Remember, the point of these symbols is to represent the logic that allows us to control the flow of electricity...whereby the computer will have different outputs. We can combine them to control the electricity in a more complex ways...to achieve a greater variety of outputs. In fact, we simply keep combining them until we construct integrated circuits, whole mother boards, and processors. Just consider our Addition Task...

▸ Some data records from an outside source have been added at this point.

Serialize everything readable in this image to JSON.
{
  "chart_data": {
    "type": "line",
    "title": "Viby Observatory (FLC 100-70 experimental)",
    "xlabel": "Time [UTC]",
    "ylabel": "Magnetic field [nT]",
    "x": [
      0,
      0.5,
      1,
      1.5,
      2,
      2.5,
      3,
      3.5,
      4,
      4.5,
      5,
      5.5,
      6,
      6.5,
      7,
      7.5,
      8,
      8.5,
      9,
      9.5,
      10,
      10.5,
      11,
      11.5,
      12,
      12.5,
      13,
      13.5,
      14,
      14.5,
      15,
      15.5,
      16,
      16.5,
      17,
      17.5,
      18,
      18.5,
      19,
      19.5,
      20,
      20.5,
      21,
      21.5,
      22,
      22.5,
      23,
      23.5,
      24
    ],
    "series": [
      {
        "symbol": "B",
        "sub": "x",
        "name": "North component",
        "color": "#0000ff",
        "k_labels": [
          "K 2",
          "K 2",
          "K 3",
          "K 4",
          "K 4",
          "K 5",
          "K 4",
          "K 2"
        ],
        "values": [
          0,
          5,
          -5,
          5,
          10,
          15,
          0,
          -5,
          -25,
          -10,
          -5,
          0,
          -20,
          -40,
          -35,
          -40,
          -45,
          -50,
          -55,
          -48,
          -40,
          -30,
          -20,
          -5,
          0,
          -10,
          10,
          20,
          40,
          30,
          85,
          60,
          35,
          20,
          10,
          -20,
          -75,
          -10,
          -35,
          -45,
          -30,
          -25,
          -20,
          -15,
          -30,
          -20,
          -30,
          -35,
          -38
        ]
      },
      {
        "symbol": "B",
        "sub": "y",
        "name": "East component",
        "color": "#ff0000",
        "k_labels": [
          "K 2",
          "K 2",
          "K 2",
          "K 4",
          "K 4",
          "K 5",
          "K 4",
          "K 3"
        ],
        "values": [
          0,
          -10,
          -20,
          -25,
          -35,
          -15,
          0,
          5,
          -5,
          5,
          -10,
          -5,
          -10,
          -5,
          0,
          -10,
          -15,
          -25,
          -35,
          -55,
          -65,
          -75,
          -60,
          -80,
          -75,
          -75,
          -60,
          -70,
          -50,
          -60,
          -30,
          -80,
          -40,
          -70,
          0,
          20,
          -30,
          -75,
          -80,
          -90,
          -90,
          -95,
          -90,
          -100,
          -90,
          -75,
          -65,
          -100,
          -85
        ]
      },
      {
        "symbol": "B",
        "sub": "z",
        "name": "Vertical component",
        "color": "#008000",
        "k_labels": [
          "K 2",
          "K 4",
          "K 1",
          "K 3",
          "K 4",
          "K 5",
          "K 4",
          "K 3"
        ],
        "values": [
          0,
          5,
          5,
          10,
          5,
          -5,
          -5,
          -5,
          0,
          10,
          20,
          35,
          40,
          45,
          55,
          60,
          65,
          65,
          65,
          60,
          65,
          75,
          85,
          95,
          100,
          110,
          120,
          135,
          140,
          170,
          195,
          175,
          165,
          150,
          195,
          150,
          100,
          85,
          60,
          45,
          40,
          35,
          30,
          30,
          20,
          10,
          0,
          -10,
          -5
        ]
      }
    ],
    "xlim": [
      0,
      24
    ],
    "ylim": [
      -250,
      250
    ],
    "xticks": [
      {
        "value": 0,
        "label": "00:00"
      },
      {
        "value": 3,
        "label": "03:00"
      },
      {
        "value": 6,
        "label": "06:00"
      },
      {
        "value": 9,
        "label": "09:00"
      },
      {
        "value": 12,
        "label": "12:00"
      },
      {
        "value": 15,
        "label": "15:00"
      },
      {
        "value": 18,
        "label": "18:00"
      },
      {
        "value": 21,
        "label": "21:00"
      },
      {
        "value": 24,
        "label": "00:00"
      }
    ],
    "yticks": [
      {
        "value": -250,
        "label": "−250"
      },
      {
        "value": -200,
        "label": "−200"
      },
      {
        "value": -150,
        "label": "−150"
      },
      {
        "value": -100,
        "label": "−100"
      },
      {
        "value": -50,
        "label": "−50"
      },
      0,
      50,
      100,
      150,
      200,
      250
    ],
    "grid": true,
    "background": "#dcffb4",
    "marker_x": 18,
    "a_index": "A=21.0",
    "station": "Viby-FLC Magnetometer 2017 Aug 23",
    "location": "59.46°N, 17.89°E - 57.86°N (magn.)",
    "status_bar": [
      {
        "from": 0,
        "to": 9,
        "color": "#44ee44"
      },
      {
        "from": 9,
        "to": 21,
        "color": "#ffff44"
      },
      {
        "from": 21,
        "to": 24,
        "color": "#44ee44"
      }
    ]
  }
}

STEP 1. Combine 3 AND gates, 2 NOT gates and an OR gate. This circuit is able to Add 2 binary numbers! How? The 2 points at the top are where current can be supplied. In this example, both points are ON. (1 + 1). Recall that 1+1 in binary is (0, carry the 1). In fact, the circuit has produced just that. Our outputs are: a OFF at the bottom and the left point was turned ON (the carry forward bit). This is known as a "Half Adder." STEP 2. Now duplicate this arrangement for an additional input point. "Why not 2 new points?" you ask. (Because one of the inputs from the new half-adder is used to connect to the first adder) You combine these two "Half Adders" with an OR gate. Now you can input up to 3 numbers and have 2 output points: one for the first bit of the sum and a left point to show output whether there is a carry-forward. This is known as an "Adder." STEP 3. Continue connecting the above "Adders" together to handle larger numbers. Connect 4 adders and now you have 4 inputs (bits) for number X, 4 input (bits) for number Y, 4 output (bits) for the sum of X and Y, and 1 output bit left over to manage any possible carry-forward.

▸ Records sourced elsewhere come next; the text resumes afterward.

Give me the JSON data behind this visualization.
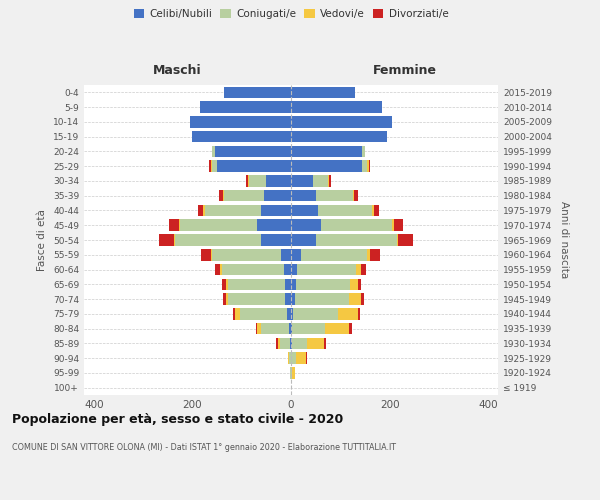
{
  "age_groups": [
    "100+",
    "95-99",
    "90-94",
    "85-89",
    "80-84",
    "75-79",
    "70-74",
    "65-69",
    "60-64",
    "55-59",
    "50-54",
    "45-49",
    "40-44",
    "35-39",
    "30-34",
    "25-29",
    "20-24",
    "15-19",
    "10-14",
    "5-9",
    "0-4"
  ],
  "birth_years": [
    "≤ 1919",
    "1920-1924",
    "1925-1929",
    "1930-1934",
    "1935-1939",
    "1940-1944",
    "1945-1949",
    "1950-1954",
    "1955-1959",
    "1960-1964",
    "1965-1969",
    "1970-1974",
    "1975-1979",
    "1980-1984",
    "1985-1989",
    "1990-1994",
    "1995-1999",
    "2000-2004",
    "2005-2009",
    "2010-2014",
    "2015-2019"
  ],
  "maschi": {
    "celibi": [
      0,
      0,
      0,
      2,
      5,
      8,
      12,
      12,
      15,
      20,
      60,
      70,
      60,
      55,
      50,
      150,
      155,
      200,
      205,
      185,
      135
    ],
    "coniugati": [
      0,
      2,
      5,
      20,
      55,
      95,
      115,
      115,
      125,
      140,
      175,
      155,
      115,
      80,
      35,
      10,
      5,
      0,
      0,
      0,
      0
    ],
    "vedovi": [
      0,
      0,
      2,
      5,
      8,
      10,
      5,
      5,
      5,
      3,
      3,
      3,
      3,
      3,
      3,
      3,
      0,
      0,
      0,
      0,
      0
    ],
    "divorziati": [
      0,
      0,
      0,
      3,
      3,
      5,
      5,
      8,
      10,
      20,
      30,
      20,
      10,
      8,
      3,
      3,
      0,
      0,
      0,
      0,
      0
    ]
  },
  "femmine": {
    "nubili": [
      0,
      0,
      0,
      2,
      3,
      5,
      8,
      10,
      12,
      20,
      50,
      60,
      55,
      50,
      45,
      145,
      145,
      195,
      205,
      185,
      130
    ],
    "coniugate": [
      0,
      3,
      10,
      30,
      65,
      90,
      110,
      110,
      120,
      135,
      165,
      145,
      110,
      75,
      30,
      10,
      5,
      0,
      0,
      0,
      0
    ],
    "vedove": [
      0,
      5,
      20,
      35,
      50,
      40,
      25,
      15,
      10,
      5,
      3,
      3,
      3,
      3,
      3,
      3,
      0,
      0,
      0,
      0,
      0
    ],
    "divorziate": [
      0,
      0,
      2,
      3,
      5,
      5,
      5,
      8,
      10,
      20,
      30,
      20,
      10,
      8,
      3,
      3,
      0,
      0,
      0,
      0,
      0
    ]
  },
  "colors": {
    "celibi": "#4472c4",
    "coniugati": "#b8cfa0",
    "vedovi": "#f5c842",
    "divorziati": "#cc2222"
  },
  "xlim": 420,
  "title": "Popolazione per età, sesso e stato civile - 2020",
  "subtitle": "COMUNE DI SAN VITTORE OLONA (MI) - Dati ISTAT 1° gennaio 2020 - Elaborazione TUTTITALIA.IT",
  "xlabel_left": "Maschi",
  "xlabel_right": "Femmine",
  "ylabel_left": "Fasce di età",
  "ylabel_right": "Anni di nascita",
  "bg_color": "#f0f0f0",
  "plot_bg_color": "#ffffff"
}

screen-capture from X-LogicCircuits

You can see that the complexity has grown already and this circuit can only add two 4-bit numbers. Now imagine shrinking that circuit so that hundreds are compacting into a single transistor. Now consider that Intel is able to pack over 400 million transistors onto a single chip the size of your small fingernail! The photo to the left shows the complexity of the Pentium chip. Despite its staggering complexity, the essence of how it operates is simply by layering circuits upon circuits for specialized functions - all differentiating the flow of electricity millions of times each second. This is how we are able to achieve what is arguable the most complex device ever constructed by humankind.